2020-09-08 Thread Fabio Valentini
Hi everybody,

So, after some recent FESCo decisions (no default module streams in
fedora, new Module Policy for fedora and ELN modules), it's time to
ask this question again:

What's the future of the Java Stack in fedora, and by extension, in
ELN (and possibly RHEL)?

For the past ~18 months, the Stewardship SIG has picked up the pieces
that were left after the failed attempt of "modularizing" the Java
stack, and now the "re-founded" Java SIG has taken over this effort.
We've been maintaining the core part of the Java stack (about 200
packages) - first trying to keep it from imploding, and lately, trying
to keep it working and up-to-date (also, Java 11 by default, yay).

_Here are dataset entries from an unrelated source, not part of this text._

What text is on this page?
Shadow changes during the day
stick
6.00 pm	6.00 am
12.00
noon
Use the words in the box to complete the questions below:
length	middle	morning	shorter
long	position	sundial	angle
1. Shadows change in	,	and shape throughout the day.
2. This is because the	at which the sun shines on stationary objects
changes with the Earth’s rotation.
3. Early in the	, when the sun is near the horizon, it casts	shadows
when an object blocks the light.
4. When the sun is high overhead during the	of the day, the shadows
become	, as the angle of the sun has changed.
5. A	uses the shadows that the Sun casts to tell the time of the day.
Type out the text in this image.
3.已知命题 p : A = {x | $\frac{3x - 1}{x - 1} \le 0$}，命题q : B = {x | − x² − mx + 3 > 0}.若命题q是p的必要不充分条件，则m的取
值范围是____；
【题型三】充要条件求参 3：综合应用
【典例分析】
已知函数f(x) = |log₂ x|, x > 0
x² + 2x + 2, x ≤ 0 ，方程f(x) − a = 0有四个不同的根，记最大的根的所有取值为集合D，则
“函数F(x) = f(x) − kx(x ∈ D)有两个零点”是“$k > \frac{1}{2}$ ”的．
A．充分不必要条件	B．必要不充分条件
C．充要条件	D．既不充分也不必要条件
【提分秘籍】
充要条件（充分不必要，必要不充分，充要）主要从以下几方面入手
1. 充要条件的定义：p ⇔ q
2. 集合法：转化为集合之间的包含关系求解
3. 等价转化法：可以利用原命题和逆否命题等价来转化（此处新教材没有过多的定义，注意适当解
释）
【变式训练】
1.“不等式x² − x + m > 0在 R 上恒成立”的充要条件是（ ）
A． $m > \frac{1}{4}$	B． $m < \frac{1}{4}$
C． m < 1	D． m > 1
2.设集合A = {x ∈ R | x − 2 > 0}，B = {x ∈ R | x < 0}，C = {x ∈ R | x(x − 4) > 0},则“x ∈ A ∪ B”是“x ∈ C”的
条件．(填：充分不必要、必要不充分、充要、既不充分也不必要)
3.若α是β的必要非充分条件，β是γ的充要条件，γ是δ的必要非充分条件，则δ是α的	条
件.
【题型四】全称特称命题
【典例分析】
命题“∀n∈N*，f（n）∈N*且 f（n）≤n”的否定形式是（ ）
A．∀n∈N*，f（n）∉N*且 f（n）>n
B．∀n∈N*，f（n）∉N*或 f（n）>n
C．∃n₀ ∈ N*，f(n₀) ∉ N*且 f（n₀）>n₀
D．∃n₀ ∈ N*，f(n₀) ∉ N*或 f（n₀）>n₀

However! This has mostly been a one-man-show, with regular
contributions by Mat Booth (whos thankless task is maintaining the
Eclipse stack) and the Dogtag PKI team (thanks guys!), who have lately
been busy doing other things (fixing blocker bugs for F33 and RHEL
8.3).

Looking at the Java packages I own, most of them also wind up in ELN,
so I assume that they're going to end up in RHEL at some point. And
here I'm asking myself the question: Who's going to maintain those 200
Java packages? Because I have seen *zero* people from Red Hat
interacting with the Java stack in fedora in any substantial way in
the past year - and by that I mean more than one commit to a package
they didn't own or sending one PR on src.fp.org.

While working through the *massive* backlog of issues and neglected
package updates in the Java stack, I also went through with multiple
non-responsive maintainer processes, and almost nobody from the
original people who maintained Java packages in fedora are left. Some
of those were Red Hat employees, but are apparently no longer, or have
moved on to work on different things.

Not even the Java modules (javapackages-tools, maven, ant, ...) seem
to be in better shape - none of them have been touched in the last 10
months, except for automated mass rebuild commits. They are now pretty
out of sync with mainstream fedora, and they still only target the
"oldstable" fedora 31 platform. Since javapackages-tools:20190x and
maven:3.5 are also no longer default streams, they are unused (?), and
seem to have been abandoned.

So. Who is actually maintaining the Java stack in RHEL? I can't tell.
Who is maintaining the core build tools (xmvn, maven, ant, etc.)? Why
are they not - or no longer - contributing to fedora packages or
interacting with fedora maintainers? Does Red Hat no longer care about
all their Java products [1]? Can we please increase the bus / lottery
factor (= 1) for Java package maintenance in fedora?

Fabio / decathorpe

PS: I'm not talking about the JDK packages here. They're in good
hands, as far as I can tell.

[1]: JBoss / WildFly were among the first things to be retired during
the modularity calamity, because nobody cared. But what about the
shiny new thing, Quarkus? Will it ever be packaged for fedora?